Antes de tudo, é bom dizer: todo o processo foi levemente degradante. A causa, porém, era nobre: reduzir o enviesamento na forma como a IA reconhece pessoas. De quebra, ganharia algum dinheiro — sete dias depois de concluída a tarefa, a grana ainda não pingou na conta. O objetivo é criar um banco de imagens diverso —com fotos de gente de várias partes do mundo, de diferentes etnias e cores. Esse papo de enviesamento pode parecer algo bobo, mas, em 2015, o Google foi criticado por indicar imagens no Google Fotos e indicar que pessoas negras eram gorilas. A empresa se desculpou à época, mas até hoje o uso de tecnologia para identificar pessoas em imagem é problemático, sobretudo para a população negra.
A ideia da empresa contratante, uma multinacional do ramo da tecnologia, é treinar uma inteligência artificial que consiga identificar melhor pessoas e ações retratadas em uma foto. Mais do que isso não posso revelar. Para executar as tarefas, assinei um acordo de confidencialidade, que me obriga a não detalhar publicamente as companhias envolvidas nem a plataforma em que trabalhei.
Como é o trabalho O trabalho começou antes mesmo de eu receber o job. Tentei entrar no MTurk, da Amazon, e na Tellus Internacional. Fui recusado sem explicação. Quando finalmente fui aceito em um site do tipo, nova burocracia: tive que submeter um currículo meu em inglês, esperei quase uma semana para ser aprovado e, só então, as propostas começaram a chegar via e-mail.

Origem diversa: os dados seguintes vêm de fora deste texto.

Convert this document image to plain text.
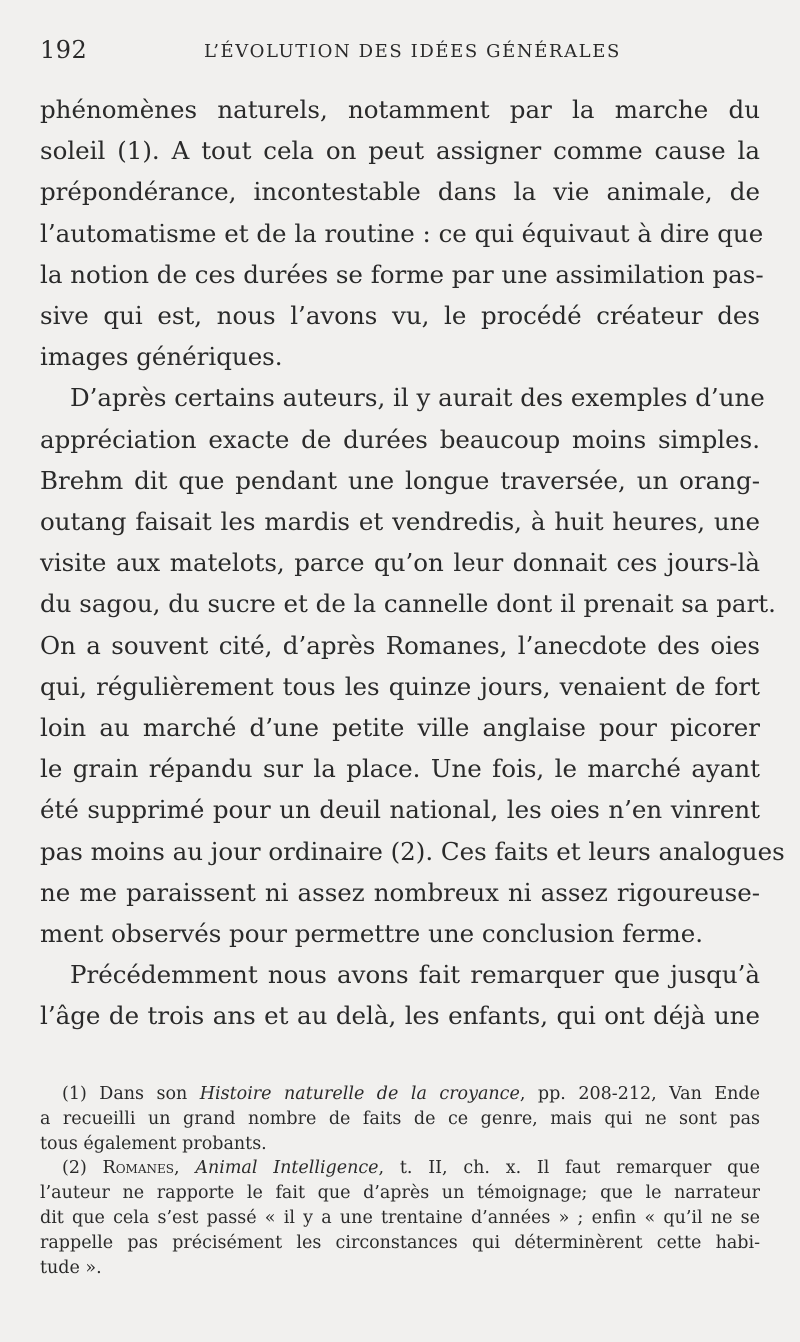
192	L’ÉVOLUTION DES IDÉES GÉNÉRALES

phénomènes naturels, notamment par la marche du
soleil (1). A tout cela on peut assigner comme cause la
prépondérance, incontestable dans la vie animale, de
l’automatisme et de la routine : ce qui équivaut à dire que
la notion de ces durées se forme par une assimilation pas-
sive qui est, nous l’avons vu, le procédé créateur des
images génériques.

D’après certains auteurs, il y aurait des exemples d’une
appréciation exacte de durées beaucoup moins simples.
Brehm dit que pendant une longue traversée, un orang-
outang faisait les mardis et vendredis, à huit heures, une
visite aux matelots, parce qu’on leur donnait ces jours-là
du sagou, du sucre et de la cannelle dont il prenait sa part.
On a souvent cité, d’après Romanes, l’anecdote des oies
qui, régulièrement tous les quinze jours, venaient de fort
loin au marché d’une petite ville anglaise pour picorer
le grain répandu sur la place. Une fois, le marché ayant
été supprimé pour un deuil national, les oies n’en vinrent
pas moins au jour ordinaire (2). Ces faits et leurs analogues
ne me paraissent ni assez nombreux ni assez rigoureuse-
ment observés pour permettre une conclusion ferme.

Précédemment nous avons fait remarquer que jusqu’à
l’âge de trois ans et au delà, les enfants, qui ont déjà une

(1) Dans son Histoire naturelle de la croyance, pp. 208-212, Van Ende
a recueilli un grand nombre de faits de ce genre, mais qui ne sont pas
tous également probants.

(2) Romanes, Animal Intelligence, t. II, ch. x. Il faut remarquer que
l’auteur ne rapporte le fait que d’après un témoignage; que le narrateur
dit que cela s’est passé « il y a une trentaine d’années » ; enfin « qu’il ne se
rappelle pas précisément les circonstances qui déterminèrent cette habi-
tude ».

Este trabalho que aceitei tinha duas tarefas: Coleta: primeiro, tive que ser fotografado em uma série de poses pré-definidas (andando, dançando, pulando, cumprimentando, etc). Em algumas destas imagens, eu precisava interagir com outra pessoa. Anotação: a partir daí, eu tinha que descrever as cenas em detalhes: de onde vem a iluminação? Qual a idade das pessoas na foto? Qual a ação? Qual a cor da pele? Qual a ancestralidade dela?